"Non sapevo nulla del massacro di Katyn. Quando ho ricevuto il copione, mia madre me lo ha letto, e mi ha preparato a questo orrore". Parola della piccola Wiktoria Gasiewska, protagonista di Katyn del maestro polacco Andrzej Wajda, in cartellone fuori concorso al 26° Torino Film Festival e a fine gennaio 2009 in circa 60 sale con Movimento Film.
22.000 ufficiali dell'esercito polacco sterminati dalla polizia politica di Stalin, l'NKVD, nella primavera del 1940 e seppelliti in fosse comuni nelle foreste di Katyn, Tver e Kharkov. L'armata tedesca scoprì queste fosse nell'aprile del 1943, ma il governo sovietico negò le accuse, sostenendo che i polacchi fossero stati giustiziati dai tedeschi nell'agosto del 1941, fino al 1990, quando Eltsin dichiarò ufficialmente che quanto accaduto era stato ordinato da Stalin.
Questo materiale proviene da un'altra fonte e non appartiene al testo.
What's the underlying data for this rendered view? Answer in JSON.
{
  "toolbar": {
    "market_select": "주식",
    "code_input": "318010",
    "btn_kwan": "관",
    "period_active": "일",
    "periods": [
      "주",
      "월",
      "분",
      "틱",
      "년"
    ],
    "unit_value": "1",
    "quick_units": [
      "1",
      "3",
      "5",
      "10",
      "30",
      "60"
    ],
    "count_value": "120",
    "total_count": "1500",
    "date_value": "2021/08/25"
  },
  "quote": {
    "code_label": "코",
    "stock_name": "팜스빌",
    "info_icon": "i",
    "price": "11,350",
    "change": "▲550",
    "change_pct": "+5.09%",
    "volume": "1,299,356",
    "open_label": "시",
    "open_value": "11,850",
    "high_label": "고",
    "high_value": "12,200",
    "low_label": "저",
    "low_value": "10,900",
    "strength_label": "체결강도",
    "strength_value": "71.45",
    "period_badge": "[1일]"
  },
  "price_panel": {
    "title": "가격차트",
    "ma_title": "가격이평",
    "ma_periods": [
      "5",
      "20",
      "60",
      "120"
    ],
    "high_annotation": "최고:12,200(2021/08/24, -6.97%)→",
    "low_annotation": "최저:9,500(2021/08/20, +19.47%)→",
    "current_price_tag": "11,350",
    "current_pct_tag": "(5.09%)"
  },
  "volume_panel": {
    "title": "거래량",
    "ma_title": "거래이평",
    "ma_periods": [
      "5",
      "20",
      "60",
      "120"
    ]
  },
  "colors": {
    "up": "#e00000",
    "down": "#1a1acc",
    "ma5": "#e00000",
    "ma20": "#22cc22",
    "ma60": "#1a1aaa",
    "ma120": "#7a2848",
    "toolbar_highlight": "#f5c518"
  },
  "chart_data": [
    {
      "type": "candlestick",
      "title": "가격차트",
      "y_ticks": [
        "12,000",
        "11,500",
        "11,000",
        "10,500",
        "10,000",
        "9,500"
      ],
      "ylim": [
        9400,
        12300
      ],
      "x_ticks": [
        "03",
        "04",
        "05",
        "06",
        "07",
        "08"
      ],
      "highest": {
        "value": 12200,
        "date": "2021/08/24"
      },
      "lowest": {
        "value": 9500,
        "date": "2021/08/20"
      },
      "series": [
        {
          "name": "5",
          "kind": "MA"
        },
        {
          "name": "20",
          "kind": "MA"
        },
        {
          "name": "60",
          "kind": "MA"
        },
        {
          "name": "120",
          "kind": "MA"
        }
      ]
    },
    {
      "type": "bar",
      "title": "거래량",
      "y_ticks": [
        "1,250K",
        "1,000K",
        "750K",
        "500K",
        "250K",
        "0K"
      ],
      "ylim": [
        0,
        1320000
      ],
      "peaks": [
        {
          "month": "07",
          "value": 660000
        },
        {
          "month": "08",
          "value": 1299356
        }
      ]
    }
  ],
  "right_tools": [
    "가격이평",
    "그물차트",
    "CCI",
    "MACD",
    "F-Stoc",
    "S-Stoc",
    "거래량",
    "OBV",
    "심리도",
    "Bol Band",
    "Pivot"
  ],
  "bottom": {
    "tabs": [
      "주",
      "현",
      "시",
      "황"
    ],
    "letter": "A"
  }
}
Questo che è uno dei massacri più taciuti e controversi della Seconda Guerra Mondiale è al centro di Katyn, dramma storico già presentato fuori concorso all'ultima Berlinale e candidato dalla Polonia quale miglior film straniero agli Academy Awards 2008. Ma come è stato possibile nascondere il massacro per così tanto tempo? "Tutti sapevano che cosa era successo davvero, ma non se ne poteva parlare. Ricordo che al mio esame di maturità nel 1978 – dice Jarek Milkolajewski, direttore dell'Istituto Polacco di Cultura in Italia - non si poteva menzionare il massacro di Katyn. Al cimitero si sapeva di una tomba collettiva, e tutti ci mettevano segretamente una fiaccola. Per anni la verità è stata vietata e la tragedia si è duplicata: da un lato c'era il dramma di chi era stato ucciso, dall'altro, quello dei familiari vittime della menzogna". "Tutte le famiglie polacche – prosegue Milkolajewski – hanno un morto a Katyn, è una tragedia che ci ha toccati tutti. Wajda ha fatto Katyn per informare: Ha sempre fatto film di testimonianza storica e di guerra, rinunciando a volte perfino alle sue ambizioni artistiche nel nome della verità".